Fast Load provides a DECPT keyword which may be used to signify a decimal point other than the one specified in DSNHDECP for the load data. The literal used must not be the same as a delimiter being used. Microsoft Excel has options to signify alternate decimal point characters in order to correctly output the data as a numeric value. In EXCEL look in TOOLS, OPTIONS, INTERNATIONAL, DECIMAL SEPARATOR.

File Transfer considerations

The file transfer method used by the user should enable the file to be translated from ASCII(or UNICODE) to EBCDIC. Check to make sure that the data transfer has performed the correct translation to EBCDIC. This will depend on the capability of the file transfer program. Read the file transfer instructions carefully.
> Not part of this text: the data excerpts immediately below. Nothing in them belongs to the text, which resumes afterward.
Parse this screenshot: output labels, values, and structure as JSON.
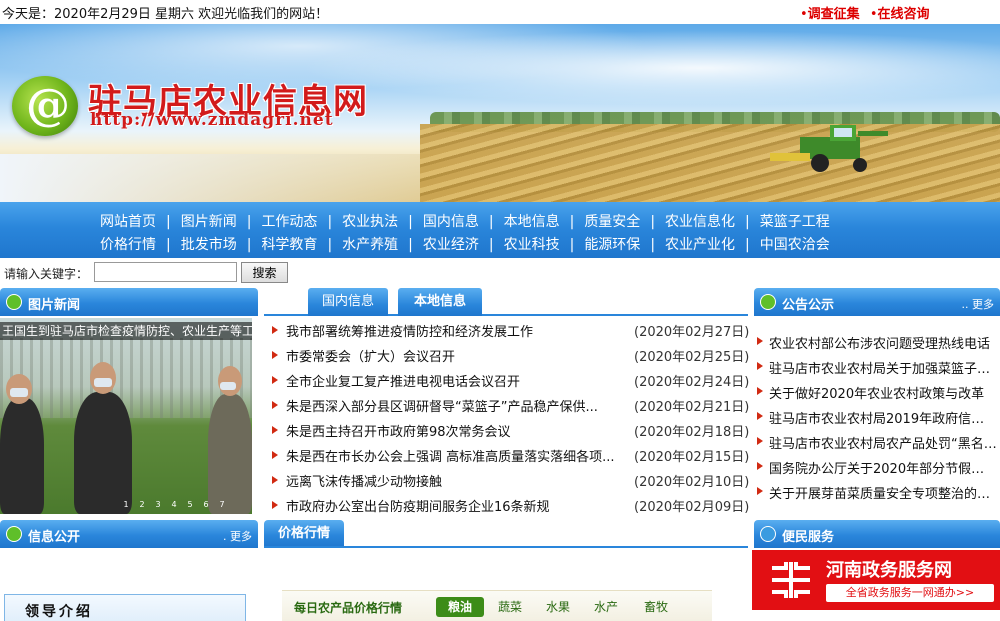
{
  "topbar": {
    "date_text": "今天是：2020年2月29日 星期六  欢迎光临我们的网站！",
    "link_survey": "调查征集",
    "link_consult": "在线咨询",
    "link_color": "#dd0000"
  },
  "banner": {
    "logo_glyph": "@",
    "site_name": "驻马店农业信息网",
    "site_url": "http://www.zmdagri.net"
  },
  "nav": {
    "row1": [
      "网站首页",
      "图片新闻",
      "工作动态",
      "农业执法",
      "国内信息",
      "本地信息",
      "质量安全",
      "农业信息化",
      "菜篮子工程"
    ],
    "row2": [
      "价格行情",
      "批发市场",
      "科学教育",
      "水产养殖",
      "农业经济",
      "农业科技",
      "能源环保",
      "农业产业化",
      "中国农洽会"
    ],
    "bar_color": "#2a86db"
  },
  "search": {
    "label": "请输入关键字：",
    "value": "",
    "button": "搜索"
  },
  "photo_news": {
    "title": "图片新闻",
    "caption": "王国生到驻马店市检查疫情防控、农业生产等工",
    "pager": [
      "1",
      "2",
      "3",
      "4",
      "5",
      "6",
      "7"
    ]
  },
  "news_tabs": {
    "tabs": [
      "国内信息",
      "本地信息"
    ],
    "active": "本地信息",
    "items": [
      {
        "title": "我市部署统筹推进疫情防控和经济发展工作",
        "date": "(2020年02月27日)"
      },
      {
        "title": "市委常委会（扩大）会议召开",
        "date": "(2020年02月25日)"
      },
      {
        "title": "全市企业复工复产推进电视电话会议召开",
        "date": "(2020年02月24日)"
      },
      {
        "title": "朱是西深入部分县区调研督导“菜篮子”产品稳产保供...",
        "date": "(2020年02月21日)"
      },
      {
        "title": "朱是西主持召开市政府第98次常务会议",
        "date": "(2020年02月18日)"
      },
      {
        "title": "朱是西在市长办公会上强调 高标准高质量落实落细各项...",
        "date": "(2020年02月15日)"
      },
      {
        "title": "远离飞沫传播减少动物接触",
        "date": "(2020年02月10日)"
      },
      {
        "title": "市政府办公室出台防疫期间服务企业16条新规",
        "date": "(2020年02月09日)"
      }
    ]
  },
  "notice": {
    "title": "公告公示",
    "more": "更多",
    "items": [
      "农业农村部公布涉农问题受理热线电话",
      "驻马店市农业农村局关于加强菜篮子工程",
      "关于做好2020年农业农村政策与改革",
      "驻马店市农业农村局2019年政府信息公开",
      "驻马店市农业农村局农产品处罚“黑名单”",
      "国务院办公厅关于2020年部分节假日安排",
      "关于开展芽苗菜质量安全专项整治的通知"
    ]
  },
  "info_open": {
    "title": "信息公开",
    "more": "更多"
  },
  "price": {
    "title": "价格行情"
  },
  "service": {
    "title": "便民服务"
  },
  "leader": {
    "title": "领导介绍"
  },
  "daily": {
    "label": "每日农产品价格行情",
    "categories": [
      "粮油",
      "蔬菜",
      "水果",
      "水产",
      "畜牧"
    ],
    "active": "粮油"
  },
  "gov_banner": {
    "name": "河南政务服务网",
    "sub": "全省政务服务一网通办>>",
    "color": "#e20f13"
  }
}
The aim is to have a pure text file as input to Fast Load including any numeric's.

Fast Unload considerations

If Fast Unload is used to create the delimited input file, the NULL-FIELD value must be defaulted or specified as EMPTY. Therefore when a NULL is encountered in the table data it will be represented as two consecutive column delimiters with no space between them.
Fast Unload is able to generate NULL columns with QUOTES around them but Fast Load will not recognise these as nulls. It loads them as a space and may cause rejects on referential integrity.

Eg: This represents two null columns

With NULL-FIELD EMPTY,,,
With NULL-FIELD QUOTES,'','',

OTHER RELEVANT INFORMATION

Documentation References
Fast Load User Guide, KEYWORD descriptions for COMMA, QUOTE, DECPT and INPUT-FORMAT DELIMITED.